Prof. Dr. G. hat unter Berücksichtigung des Zusatzgutachtens von der Diplom-Psychologin G1. keine neuen entscheidungserheblichen krankhaften Befunde festgestellt. Zum einen hat er die Beweisfrage 4.b. dahingehend beantwortet, dass in den bereits eingeholten Gutachten keine bisher noch nicht bekannten oder nicht beachteten Befunde von erwerbsmindernder Bedeutung vorliegen, d.h. dass alle relevanten medizinischen Befunde bereits bekannt waren und auch beachtet worden sind. Zum anderen stellt er zwar die neue Diagnose einer leichten Beeinträchtigung der kognitiven Fähigkeiten auf der Grundlage des Alkoholabhängigkeitssyndromes, stellt aber gleichzeitig eine psychische Stabilisierung gegenüber der 8-monatigen Zwangseinweisung auf Grund eines Unterbringungsbeschlusses des Amtsgerichts Schweinfurt im Jahr 2001 und somit gegenüber den dem Rentenbescheid vom 02.08.2001 zu Grunde liegenden Gutachten fest. Seine neue Diagnose basiert jedoch ausschließlich auf der von der Diplom-Psychologin G1. allein aufgrund eines Testverfahrens festgestellten verlangsamten kognitiven Verarbeitungsgeschwindigkeit unter komplexen Anforderungsbedingungen - hinsichtlich der übrigen kognitiven Fähigkeiten lagen keine Beeinträchtigungen vor bzw. erfolgten Kompensierungen - , so dass sich diese von Prof. Dr. G. undifferenziert vorgenommene allgemeine Ausweitung auf eine leichte Beeinträchtigung der kognitiven Fähigkeiten des Beschwerdeführers nicht rechtfertigen lässt. Da für die Beurteilung der Leistungsfähigkeit des Beschwerdeführers allein die Anforderungen des allgemeinen Arbeitsmarktes maßgeblich sind, kommt es auf die Einsatzfähigkeit des Beschwerdeführers unter komplexen Anforderungsbedingungen nicht an. Im Übrigen wurde diese Diagnose nicht an Hand objektiver Befunde, sondern allein aufgrund von Angaben des Beschwerdeführers in Testverfahren erstellt, so dass dieser Einschätzung von Frau G1. schon mangels Verifizierung der Angaben des Beschwerdeführers und so mangels Unvollständigkeit der gutachterlichen Feststellungen nicht gefolgt werden kann.

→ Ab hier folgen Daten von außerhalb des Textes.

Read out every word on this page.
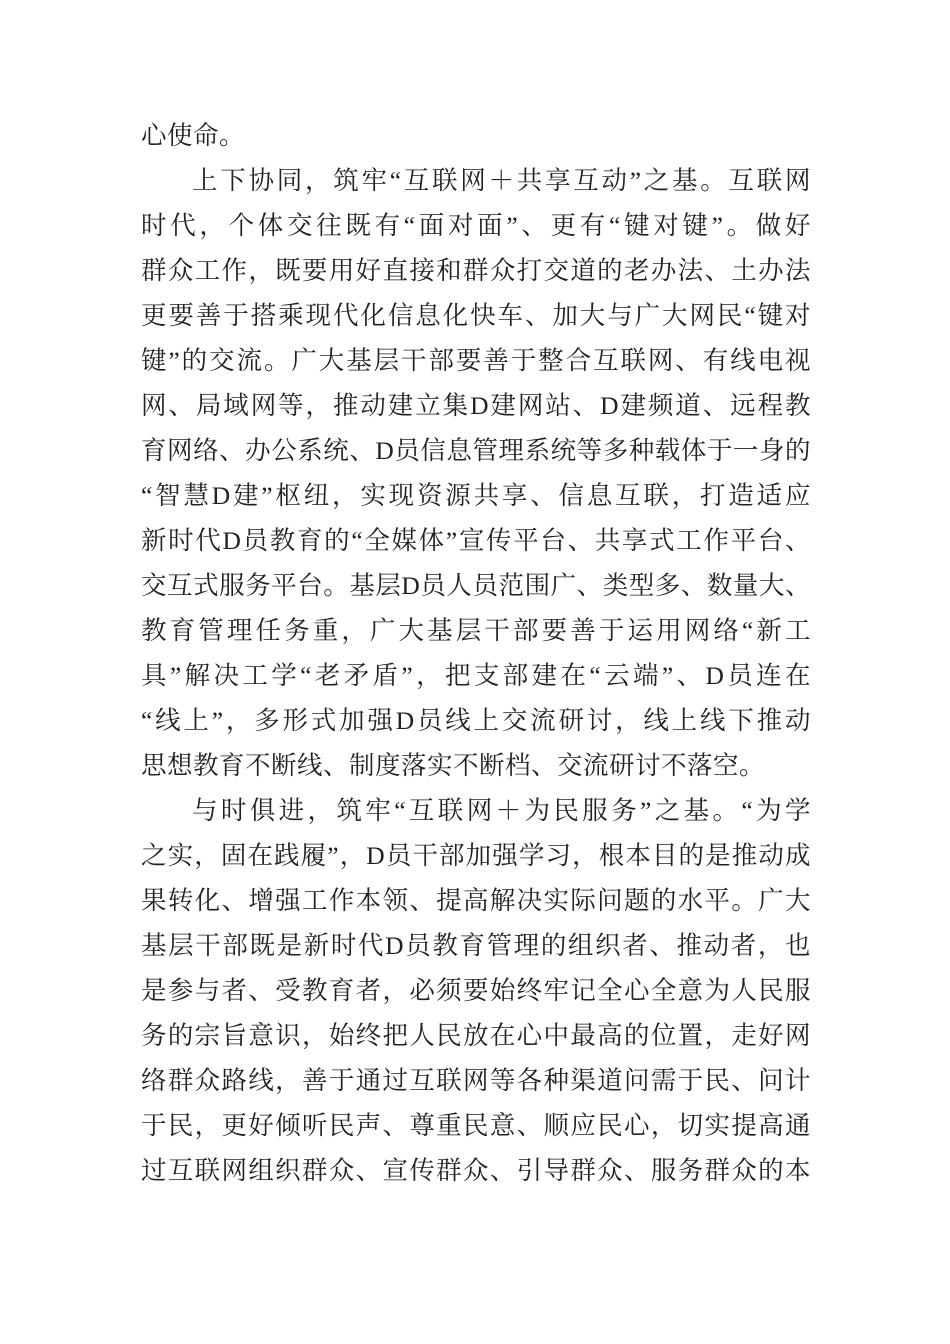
心使命。
上下协同，筑牢“互联网＋共享互动”之基。互联网
时代，个体交往既有“面对面”、更有“键对键”。做好
群众工作，既要用好直接和群众打交道的老办法、土办法
更要善于搭乘现代化信息化快车、加大与广大网民“键对
键”的交流。广大基层干部要善于整合互联网、有线电视
网、局域网等，推动建立集D建网站、D建频道、远程教
育网络、办公系统、D员信息管理系统等多种载体于一身的
“智慧D建”枢纽，实现资源共享、信息互联，打造适应
新时代D员教育的“全媒体”宣传平台、共享式工作平台、
交互式服务平台。基层D员人员范围广、类型多、数量大、
教育管理任务重，广大基层干部要善于运用网络“新工
具”解决工学“老矛盾”，把支部建在“云端”、D员连在
“线上”，多形式加强D员线上交流研讨，线上线下推动
思想教育不断线、制度落实不断档、交流研讨不落空。
与时俱进，筑牢“互联网＋为民服务”之基。“为学
之实，固在践履”，D员干部加强学习，根本目的是推动成
果转化、增强工作本领、提高解决实际问题的水平。广大
基层干部既是新时代D员教育管理的组织者、推动者，也
是参与者、受教育者，必须要始终牢记全心全意为人民服
务的宗旨意识，始终把人民放在心中最高的位置，走好网
络群众路线，善于通过互联网等各种渠道问需于民、问计
于民，更好倾听民声、尊重民意、顺应民心，切实提高通
过互联网组织群众、宣传群众、引导群众、服务群众的本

Prof. Dr. G. hat auch keine neuen entscheidungserheblichen Kenntnisse vermittelt. Er ist lediglich aufgrund der o.g. nicht nachvollziehbaren Diagnose zu einer anderen Beurteilung des Leistungsvermögens des Beschwerdeführers gelangt. Neue Gesichtspunkte hat er hierbei nicht überzeugend aufgezeigt. Die von ihm angenommene quantitative Leistungseinschränkung auf 3 bis unter 6 h täglich vermag daher aufgrund der objektiven Befundlage nicht zu überzeugen.

Das Gutachten von Prof. Dr. G. einschließlich des neuropsychologischen Zusatzgutachtens ist daher nicht beweiserheblich geworden.

Aus oben genannten Gründen war deshalb die Beschwerde zurückzuweisen.

Diese Entscheidung, die ohne mündliche Verhandlung ergehen konnte (§ 176 i.V.m. § 124 Abs.3 SGG), ist nicht anfechtbar (§ 177 SGG).